Sinyal dari lapangan menunjukkan ketidaksiapan serius. Kelembagaan yang pincang, lemahnya koordinasi antar pemerintah daerah, hingga lambannya respons terhadap rekomendasi UNESCO, menyiratkan satu kesimpulan: Danau Toba bisa saja kehilangan status geopark global.
Mengapa rekomendasi UNESCO sejak 2023 belum juga ditindaklanjuti? Di mana peran aktif Komite Nasional Geopark Indonesia (KNGI)? Mengapa kesiapan baru dipacu saat waktu hampir habis? Pertanyaan-pertanyaan ini menjadi sorotan utama dalam proses revalidasi.
Aktivitas mendadak jelang revalidasi justru menimbulkan kesan manipulatif, yang bisa mengganggu objektivitas proses penilaian. Pada 30 Juni 2025, Gubernur Sumatera Utara memimpin rapat bersama tujuh bupati di kawasan Danau Toba dan menandatangani kesepakatan revalidasi.
Namun hanya sepekan berselang, pernyataan mengejutkan datang dari sang gubernur sendiri: hanya dua dari tujuh bupati yang benar-benar aktif. Kesepakatan tinggal kertas. Tanpa aksi nyata, janji itu kehilangan makna.
Menteri Pariwisata, Widiyanti Putri Wardhana, saat kunjungan pada 8 Juli, menyatakan optimisme bahwa status “green card” UNESCO dapat dipertahankan. Namun, narasi positif itu bertolak belakang dengan kenyataan: lima dari tujuh bupati tidak menjalankan peran secara aktif.

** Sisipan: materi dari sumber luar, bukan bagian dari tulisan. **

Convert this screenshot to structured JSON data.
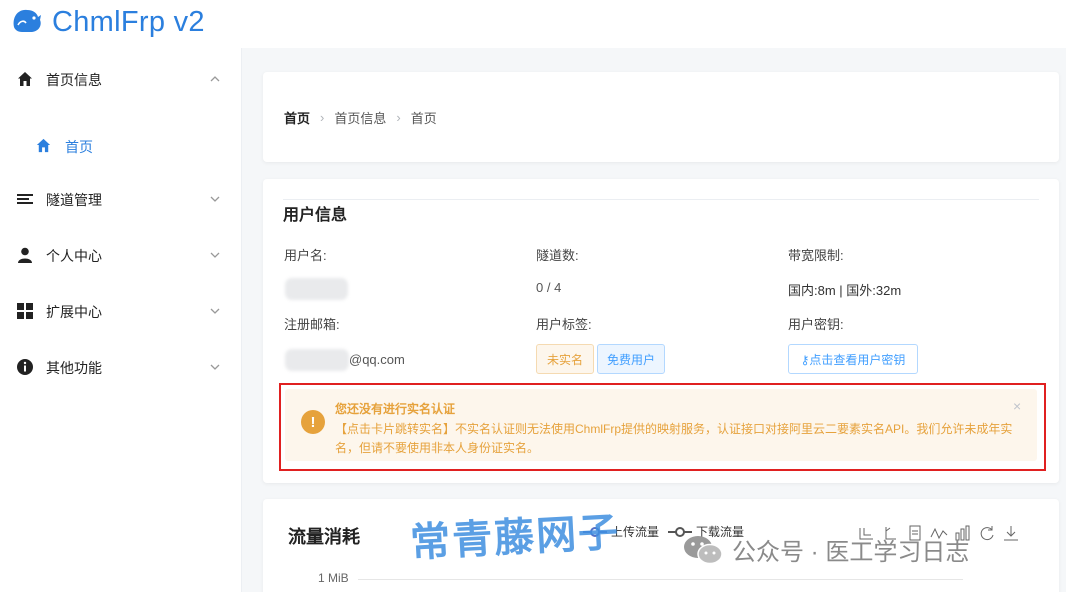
{
  "app": {
    "title": "ChmlFrp v2"
  },
  "sidebar": {
    "items": [
      {
        "label": "首页信息",
        "icon": "home-icon",
        "expanded": true
      },
      {
        "label": "首页",
        "icon": "home-icon",
        "active": true
      },
      {
        "label": "隧道管理",
        "icon": "list-icon"
      },
      {
        "label": "个人中心",
        "icon": "user-icon"
      },
      {
        "label": "扩展中心",
        "icon": "grid-icon"
      },
      {
        "label": "其他功能",
        "icon": "info-icon"
      }
    ]
  },
  "breadcrumb": [
    "首页",
    "首页信息",
    "首页"
  ],
  "user_info": {
    "title": "用户信息",
    "username_label": "用户名:",
    "tunnels_label": "隧道数:",
    "tunnels_value": "0 / 4",
    "bandwidth_label": "带宽限制:",
    "bandwidth_value": "国内:8m | 国外:32m",
    "email_label": "注册邮箱:",
    "email_suffix": "@qq.com",
    "tags_label": "用户标签:",
    "tags": [
      "未实名",
      "免费用户"
    ],
    "secret_label": "用户密钥:",
    "secret_button": "⚷点击查看用户密钥"
  },
  "alert": {
    "title": "您还没有进行实名认证",
    "description": "【点击卡片跳转实名】不实名认证则无法使用ChmlFrp提供的映射服务，认证接口对接阿里云二要素实名API。我们允许未成年实名，但请不要使用非本人身份证实名。"
  },
  "traffic": {
    "title": "流量消耗",
    "legend": [
      "上传流量",
      "下载流量"
    ],
    "y_tick": "1 MiB"
  },
  "watermark": {
    "text": "常青藤网子",
    "wechat": "公众号 · 医工学习日志"
  },
  "colors": {
    "primary": "#2b7fde",
    "warning": "#e6a23c",
    "highlight": "#e02020"
  }
}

Koordinasi antara pusat dan daerah lemah. Saat waktu hampir habis, ketidakharmonisan ini menjadi bumerang yang bisa menggugurkan seluruh upaya bersama.
Pasca terbitnya Peraturan Gubernur Sumut No. 5 Tahun 2024, struktur lama dibekukan tanpa kejelasan transisi. Kelompok Kerja Geosite dibentuk, tapi tak operasional di sebagian besar wilayah.
Kondisi lapangan memunculkan sederet catatan kritis: minim edukasi kepada masyarakat, banyak geosite rusak dan tak terurus, koordinasi antar kabupaten lemah, dan rekomendasi 2023 masih diabaikan.